Commentary: Cleanliness -- Shoes and Toilets
Thais are clean people.
When you enter a home, you ALWAYS take off your shoes at the door.
Sometimes at an office, too. This is why you often see Thais wearing sandals or flip-flops inside the office with their business clothes, and lots of shoes at the door, both outdoor shoes and indoor flip-flops. Therefore, take notice when you walk in, whether or not to take off your shoes. Guests walk in their socks, whereas employees might wear flip-flops or also just walk in their socks.
(The Thailand Guru logo has a guru wearing sandals, in case you didn't notice.
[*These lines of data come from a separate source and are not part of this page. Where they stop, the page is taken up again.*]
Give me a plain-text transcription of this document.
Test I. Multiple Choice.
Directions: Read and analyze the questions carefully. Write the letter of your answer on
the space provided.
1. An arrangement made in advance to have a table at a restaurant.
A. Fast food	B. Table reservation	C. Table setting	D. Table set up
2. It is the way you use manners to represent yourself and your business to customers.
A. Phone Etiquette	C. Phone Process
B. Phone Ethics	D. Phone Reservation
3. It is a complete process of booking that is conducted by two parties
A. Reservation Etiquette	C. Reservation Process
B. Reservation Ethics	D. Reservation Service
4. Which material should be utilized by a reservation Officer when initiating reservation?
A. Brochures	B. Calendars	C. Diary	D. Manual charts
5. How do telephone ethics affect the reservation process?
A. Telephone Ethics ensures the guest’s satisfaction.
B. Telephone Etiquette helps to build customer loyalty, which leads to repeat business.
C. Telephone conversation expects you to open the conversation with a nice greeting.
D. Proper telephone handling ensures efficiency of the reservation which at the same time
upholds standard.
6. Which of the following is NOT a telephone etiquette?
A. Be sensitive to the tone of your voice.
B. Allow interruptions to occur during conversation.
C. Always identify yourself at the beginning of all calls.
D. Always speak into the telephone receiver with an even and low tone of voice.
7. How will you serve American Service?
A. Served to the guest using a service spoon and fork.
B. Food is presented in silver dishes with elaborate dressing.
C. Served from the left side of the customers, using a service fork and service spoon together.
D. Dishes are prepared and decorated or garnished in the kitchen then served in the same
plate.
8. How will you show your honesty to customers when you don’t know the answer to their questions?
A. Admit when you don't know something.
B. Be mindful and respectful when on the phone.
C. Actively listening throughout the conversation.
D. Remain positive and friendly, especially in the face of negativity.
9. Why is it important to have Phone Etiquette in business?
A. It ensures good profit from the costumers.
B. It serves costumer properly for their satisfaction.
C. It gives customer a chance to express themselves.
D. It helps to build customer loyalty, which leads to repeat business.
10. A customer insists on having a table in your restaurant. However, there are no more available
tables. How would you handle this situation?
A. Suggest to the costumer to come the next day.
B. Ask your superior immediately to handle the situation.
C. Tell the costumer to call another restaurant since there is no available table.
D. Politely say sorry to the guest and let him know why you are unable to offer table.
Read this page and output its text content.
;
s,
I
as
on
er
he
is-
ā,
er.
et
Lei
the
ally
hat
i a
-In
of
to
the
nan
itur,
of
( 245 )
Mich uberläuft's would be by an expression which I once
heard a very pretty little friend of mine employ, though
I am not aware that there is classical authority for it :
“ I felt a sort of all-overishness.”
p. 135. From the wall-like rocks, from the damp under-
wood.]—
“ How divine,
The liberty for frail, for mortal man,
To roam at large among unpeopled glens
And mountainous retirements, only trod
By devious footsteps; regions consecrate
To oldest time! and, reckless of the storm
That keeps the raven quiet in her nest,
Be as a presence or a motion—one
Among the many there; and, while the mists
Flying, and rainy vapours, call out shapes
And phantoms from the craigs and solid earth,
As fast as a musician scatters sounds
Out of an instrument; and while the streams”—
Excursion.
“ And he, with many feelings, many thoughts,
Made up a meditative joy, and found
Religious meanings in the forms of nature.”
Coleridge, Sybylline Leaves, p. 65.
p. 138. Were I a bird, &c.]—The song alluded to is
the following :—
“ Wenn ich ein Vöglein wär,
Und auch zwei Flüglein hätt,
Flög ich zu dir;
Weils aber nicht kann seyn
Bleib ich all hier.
However, I always wear thick socks, both as a defense against mosquitoes and also for extra cleanliness down there.)
Many people, after living in Thailand for a while, return to their home country and cringe at some things. The two most common things mentioned are "People back home wear their street shoes all inside their house!" and "People don't wash their butts!"
You may have noticed a hose next to almost every Thai style toilet, and often soap there, too, especially in homes. The toilet paper is also used to dry yourself. I have to warn you that after you try this method, it may be more difficult to go back to your old ways. Unfortunately, your home country probably doesn't have a hose next to the toilet, but wet toilet paper and soap can do the same to make you feel clean and fresh again.
Public toilets are usually OK, but in some places they are not well maintained, so I carry a small bar of soap with me in a plastic bag, and a packet of tissues. Otherwise, it's a walk to find a decent toilet.